A week of events aimed at promoting the Living Wage began yesterday, with Labour Party leader Ed Miliband outlining plans he would put in place to make it the norm should he win the next General Election.
The proposals include only offering Government contracts to firms paying the Living Wage and naming and shaming firms and organisations that do not pay it.
Leicestershire Chamber of Commerce chief executive Martin Traynor said it should be left to firms to decide.
He said: "I have no problem with the principle but it has to be decided by the company according to what it can afford.
"The last thing we want is wage inflation, which could harm companies' recovery from the recession.
"If it becomes the difference between a company making a profit or a loss then it is a real problem."
A year ago, De Montfort University started paying its staff the then level of £7.20, upping the wage of 130 employees.
Vice-chancellor Professor Dominic Shellard said: "Paying workers enough to provide their family with the essentials of life transcends partisan politics.
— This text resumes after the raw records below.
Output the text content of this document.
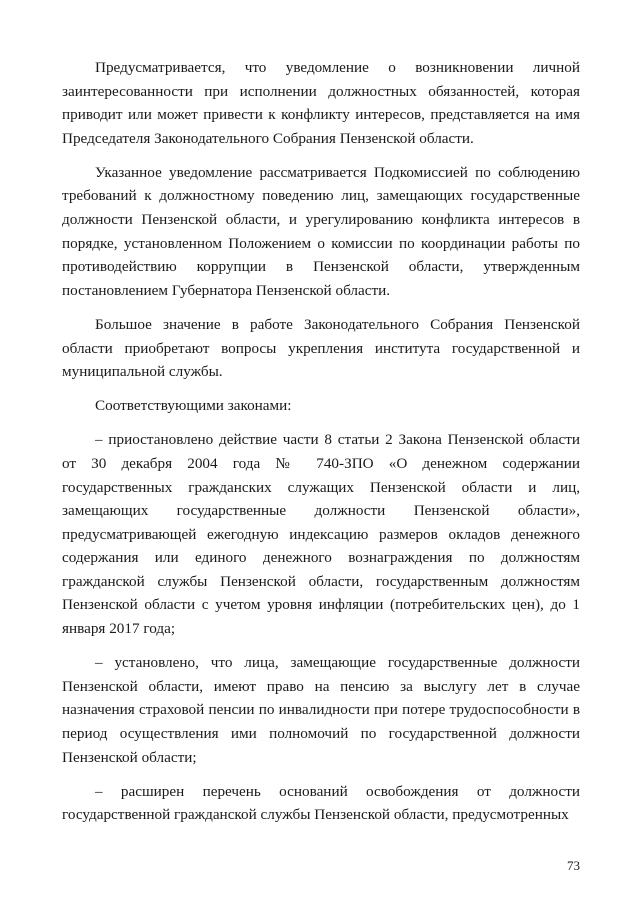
Предусматривается, что уведомление о возникновении личной заинтересованности при исполнении должностных обязанностей, которая приводит или может привести к конфликту интересов, представляется на имя Председателя Законодательного Собрания Пензенской области.

Указанное уведомление рассматривается Подкомиссией по соблюдению требований к должностному поведению лиц, замещающих государственные должности Пензенской области, и урегулированию конфликта интересов в порядке, установленном Положением о комиссии по координации работы по противодействию коррупции в Пензенской области, утвержденным постановлением Губернатора Пензенской области.

Большое значение в работе Законодательного Собрания Пензенской области приобретают вопросы укрепления института государственной и муниципальной службы.

Соответствующими законами:

– приостановлено действие части 8 статьи 2 Закона Пензенской области от 30 декабря 2004 года № 740-ЗПО «О денежном содержании государственных гражданских служащих Пензенской области и лиц, замещающих государственные должности Пензенской области», предусматривающей ежегодную индексацию размеров окладов денежного содержания или единого денежного вознаграждения по должностям гражданской службы Пензенской области, государственным должностям Пензенской области с учетом уровня инфляции (потребительских цен), до 1 января 2017 года;

– установлено, что лица, замещающие государственные должности Пензенской области, имеют право на пенсию за выслугу лет в случае назначения страховой пенсии по инвалидности при потере трудоспособности в период осуществления ими полномочий по государственной должности Пензенской области;

– расширен перечень оснований освобождения от должности государственной гражданской службы Пензенской области, предусмотренных

73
"It is a fundamental responsibility of an employer and something we are proud to uphold.
"I urge all employers not to wait but to introduce the living wage as soon as possible."
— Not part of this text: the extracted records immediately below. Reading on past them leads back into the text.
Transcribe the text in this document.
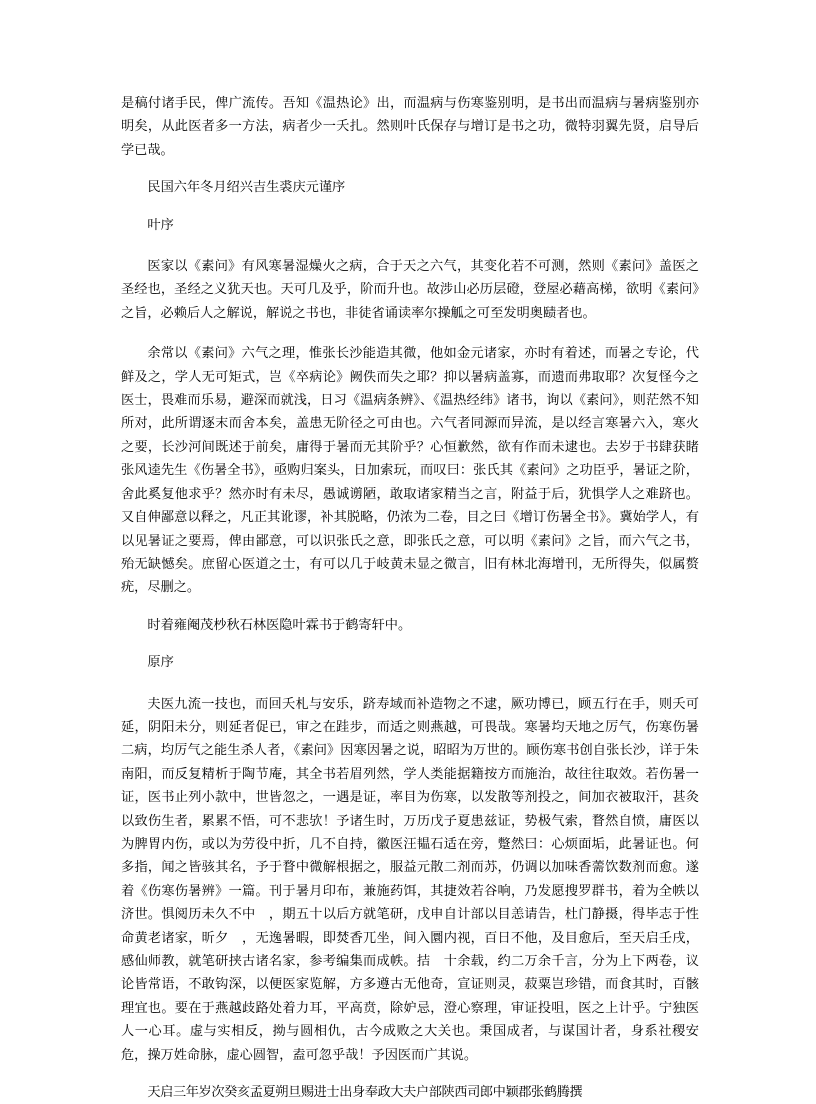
是稿付诸手民，俾广流传。吾知《温热论》出，而温病与伤寒鉴别明，是书出而温病与暑病鉴别亦明矣，从此医者多一方法，病者少一夭扎。然则叶氏保存与增订是书之功，微特羽翼先贤，启导后学已哉。

民国六年冬月绍兴吉生裘庆元谨序

叶序

医家以《素问》有风寒暑湿燥火之病，合于天之六气，其变化若不可测，然则《素问》盖医之圣经也，圣经之义犹天也。天可几及乎，阶而升也。故涉山必历层磴，登屋必藉高梯，欲明《素问》之旨，必赖后人之解说，解说之书也，非徒省诵读率尔操觚之可至发明奥赜者也。

余常以《素问》六气之理，惟张长沙能造其微，他如金元诸家，亦时有着述，而暑之专论，代鲜及之，学人无可矩式，岂《卒病论》阙佚而失之耶？抑以暑病盖寡，而遗而弗取耶？次复怪今之医士，畏难而乐易，避深而就浅，日习《温病条辨》、《温热经纬》诸书，询以《素问》，则茫然不知所对，此所谓逐末而舍本矣，盖患无阶径之可由也。六气者同源而异流，是以经言寒暑六入，寒火之要，长沙河间既述于前矣，庸得于暑而无其阶乎？心恒歉然，欲有作而未逮也。去岁于书肆获睹张风逵先生《伤暑全书》，亟购归案头，日加索玩，而叹曰：张氏其《素问》之功臣乎，暑证之阶，舍此奚复他求乎？然亦时有未尽，愚诚谫陋，敢取诸家精当之言，附益于后，犹惧学人之难跻也。又自伸鄙意以释之，凡正其讹谬，补其脱略，仍浓为二卷，目之曰《增订伤暑全书》。冀始学人，有以见暑证之要焉，俾由鄙意，可以识张氏之意，即张氏之意，可以明《素问》之旨，而六气之书，殆无缺憾矣。庶留心医道之士，有可以几于岐黄未显之微言，旧有林北海增刊，无所得失，似属赘疣，尽删之。

时着雍阉茂杪秋石林医隐叶霖书于鹤寄轩中。

原序

夫医九流一技也，而回夭札与安乐，跻寿域而补造物之不逮，厥功博已，顾五行在手，则夭可延，阴阳未分，则延者促已，审之在跬步，而适之则燕越，可畏哉。寒暑均天地之厉气，伤寒伤暑二病，均厉气之能生杀人者，《素问》因寒因暑之说，昭昭为万世的。顾伤寒书创自张长沙，详于朱南阳，而反复精析于陶节庵，其全书若眉列然，学人类能据籍按方而施治，故往往取效。若伤暑一证，医书止列小款中，世皆忽之，一遇是证，率目为伤寒，以发散等剂投之，间加衣被取汗，甚灸以致伤生者，累累不悟，可不悲欤！予诸生时，万历戊子夏患兹证，势极气索，瞀然自愤，庸医以为脾胃内伤，或以为劳役中折，几不自持，徽医汪韫石适在旁，蹩然曰：心烦面垢，此暑证也。何多指，闻之皆骇其名，予于瞀中微解根据之，服益元散二剂而苏，仍调以加味香薷饮数剂而愈。遂着《伤寒伤暑辨》一篇。刊于暑月印布，兼施药饵，其捷效若谷响，乃发愿搜罗群书，着为全帙以济世。惧阅历未久不中　，期五十以后方就笔研，戊申自计部以目恙请告，杜门静摄，得毕志于性命黄老诸家，昕夕　，无逸暑暇，即焚香兀坐，间入圜内视，百日不他，及目愈后，至天启壬戌，感仙师教，就笔研挟古诸名家，参考编集而成帙。拮　十余载，约二万余千言，分为上下两卷，议论皆常语，不敢钩深，以便医家览解，方多遵古无他奇，宣证则灵，菽粟岂珍错，而食其时，百骸理宜也。要在于燕越歧路处着力耳，平高贲，除妒忌，澄心察理，审证投咀，医之上计乎。宁独医人一心耳。虚与实相反，拗与圆相仇，古今成败之大关也。秉国成者，与谋国计者，身系社稷安危，操万姓命脉，虚心圆智，盍可忽乎哉！予因医而广其说。

天启三年岁次癸亥孟夏朔旦赐进士出身奉政大夫户部陕西司郎中颖郡张鹤腾撰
Academics from Loughborough University's Centre for Research in Social Policy worked on the proposals for yesterday's announcement.
Director Donald Hirsch said: "The important thing is that there is a general sense the minimum wage is not enough and people cannot get an acceptable living standard on it.
"Our research is based not on what experts think people need but on what members of the public tell us in great detail a family needs to make ends meet.
"That doesn't mean just survival, but what you need to participate in society.
"The problem is that even though wages are not going up generally, costs are going up – often faster than inflation."